You can downgrade nvidia-cuda-nvcc-cu12
to the version from 12.3 to work around. Or downgrade jaxlib to 0.4.26.
What specific commands do I use to downgrade? Thank you!
Try:
pip install nvidia-cuda-nvcc-cu12==12.3.107
I have the same issue
+-----------------------------------------------------------------------------------------+
| NVIDIA-SMI 550.78 Driver Version: 550.78 CUDA Version: 12.4 |
|-----------------------------------------+------------------------+----------------------+
| GPU Name Persistence-M | Bus-Id Disp.A | Volatile Uncorr. ECC |
| Fan Temp Perf Pwr:Usage/Cap | Memory-Usage | GPU-Util Compute M. |
| | | MIG M. |
|=========================================+========================+======================|
| 0 NVIDIA RTX 4000 SFF Ada ... Off | 00000000:01:00.0 Off | Off |
| 30% 37C P8 11W / 70W | 15291MiB / 20475MiB | 0% Default |
| | | N/A |
+-----------------------------------------+------------------------+----------------------+
+-----------------------------------------------------------------------------------------+
| Processes: |
| GPU GI CI PID Type Process name GPU Memory |
| ID ID Usage |
|=========================================================================================|
| 0 N/A N/A 1143328 C ...yenv/versions/3.10.9/bin/python3.10 15284MiB |
+-----------------------------------------------------------------------------------------+
Same issue here. I am sorry but my machine is in a local private network.
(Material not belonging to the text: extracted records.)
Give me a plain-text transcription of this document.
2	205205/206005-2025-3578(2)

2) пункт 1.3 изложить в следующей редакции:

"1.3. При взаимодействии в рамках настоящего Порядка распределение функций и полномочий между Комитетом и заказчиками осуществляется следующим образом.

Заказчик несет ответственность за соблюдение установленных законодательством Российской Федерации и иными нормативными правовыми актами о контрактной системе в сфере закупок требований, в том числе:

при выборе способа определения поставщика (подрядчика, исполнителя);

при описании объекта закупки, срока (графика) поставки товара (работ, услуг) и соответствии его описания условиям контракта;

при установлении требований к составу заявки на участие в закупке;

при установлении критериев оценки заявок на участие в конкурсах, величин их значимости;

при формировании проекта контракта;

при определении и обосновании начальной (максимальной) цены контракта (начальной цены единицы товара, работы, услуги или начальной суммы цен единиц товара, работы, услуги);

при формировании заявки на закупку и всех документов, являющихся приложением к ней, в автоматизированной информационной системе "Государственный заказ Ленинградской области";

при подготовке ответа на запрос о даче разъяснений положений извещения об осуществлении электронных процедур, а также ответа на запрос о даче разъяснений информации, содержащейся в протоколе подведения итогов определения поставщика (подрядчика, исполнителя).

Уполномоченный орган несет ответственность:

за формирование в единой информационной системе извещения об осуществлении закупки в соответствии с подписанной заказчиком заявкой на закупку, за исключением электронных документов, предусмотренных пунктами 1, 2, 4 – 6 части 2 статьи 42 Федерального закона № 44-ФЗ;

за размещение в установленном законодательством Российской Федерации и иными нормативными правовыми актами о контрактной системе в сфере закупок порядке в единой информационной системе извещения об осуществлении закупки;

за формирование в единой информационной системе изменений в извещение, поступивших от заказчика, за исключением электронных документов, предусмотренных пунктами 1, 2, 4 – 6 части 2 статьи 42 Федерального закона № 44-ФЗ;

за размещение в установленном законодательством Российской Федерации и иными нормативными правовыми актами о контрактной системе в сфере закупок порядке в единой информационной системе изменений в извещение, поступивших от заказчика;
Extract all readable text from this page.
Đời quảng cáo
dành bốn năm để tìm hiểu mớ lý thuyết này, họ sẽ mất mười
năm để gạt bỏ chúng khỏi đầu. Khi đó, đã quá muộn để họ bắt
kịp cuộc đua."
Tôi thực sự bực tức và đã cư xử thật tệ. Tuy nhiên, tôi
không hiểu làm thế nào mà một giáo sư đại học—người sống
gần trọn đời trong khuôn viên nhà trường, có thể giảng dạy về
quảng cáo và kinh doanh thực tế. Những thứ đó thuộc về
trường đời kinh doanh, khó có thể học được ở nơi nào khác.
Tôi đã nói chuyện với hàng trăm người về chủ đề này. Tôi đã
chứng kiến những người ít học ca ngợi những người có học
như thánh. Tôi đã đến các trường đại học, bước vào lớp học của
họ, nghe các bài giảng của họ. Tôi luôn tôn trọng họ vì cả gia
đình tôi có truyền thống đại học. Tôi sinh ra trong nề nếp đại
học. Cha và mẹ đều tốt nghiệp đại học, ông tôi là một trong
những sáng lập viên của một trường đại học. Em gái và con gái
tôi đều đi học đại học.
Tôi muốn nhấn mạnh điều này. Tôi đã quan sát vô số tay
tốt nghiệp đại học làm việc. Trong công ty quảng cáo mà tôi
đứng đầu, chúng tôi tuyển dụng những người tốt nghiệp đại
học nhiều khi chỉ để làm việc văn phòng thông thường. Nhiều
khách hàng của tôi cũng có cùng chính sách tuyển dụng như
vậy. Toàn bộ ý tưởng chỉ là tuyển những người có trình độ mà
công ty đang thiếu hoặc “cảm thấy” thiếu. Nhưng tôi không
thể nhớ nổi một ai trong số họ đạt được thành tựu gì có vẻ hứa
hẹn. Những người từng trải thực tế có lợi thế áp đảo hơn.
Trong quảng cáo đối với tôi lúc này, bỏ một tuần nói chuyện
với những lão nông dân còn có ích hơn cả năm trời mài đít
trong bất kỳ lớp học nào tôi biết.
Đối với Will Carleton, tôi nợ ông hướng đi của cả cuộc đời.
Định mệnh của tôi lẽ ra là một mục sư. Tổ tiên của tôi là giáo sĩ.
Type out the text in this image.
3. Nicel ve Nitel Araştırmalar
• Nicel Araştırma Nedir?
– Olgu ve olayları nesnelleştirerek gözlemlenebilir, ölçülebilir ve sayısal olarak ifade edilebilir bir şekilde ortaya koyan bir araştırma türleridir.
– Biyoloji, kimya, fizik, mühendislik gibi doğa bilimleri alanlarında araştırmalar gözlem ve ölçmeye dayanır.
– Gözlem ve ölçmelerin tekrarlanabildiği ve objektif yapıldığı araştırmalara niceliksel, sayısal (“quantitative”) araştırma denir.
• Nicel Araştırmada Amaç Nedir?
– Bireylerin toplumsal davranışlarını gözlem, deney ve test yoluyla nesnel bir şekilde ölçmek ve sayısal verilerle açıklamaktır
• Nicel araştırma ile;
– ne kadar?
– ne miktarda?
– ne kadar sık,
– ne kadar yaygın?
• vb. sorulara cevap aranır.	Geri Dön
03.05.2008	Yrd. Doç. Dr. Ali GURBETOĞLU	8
I cannot paste nvidia-smi.
Ubuntu 22.04 NVIDIA driver 550.54.15 CUDA 12.4 (nvcc 12.4.131) installed on system Two RTX A6000
If you are OK with the previous version, pip uninstall jax jaxlib & pip install "jax[cuda12]"==0.4.26 would help.
We just released jax and jaxlib v0.4.28, which resolves this issue.
Well, I just built jax and jaxlib from source. Now this shows up: '+ptx85' is not a recognized feature for this target (ignoring feature)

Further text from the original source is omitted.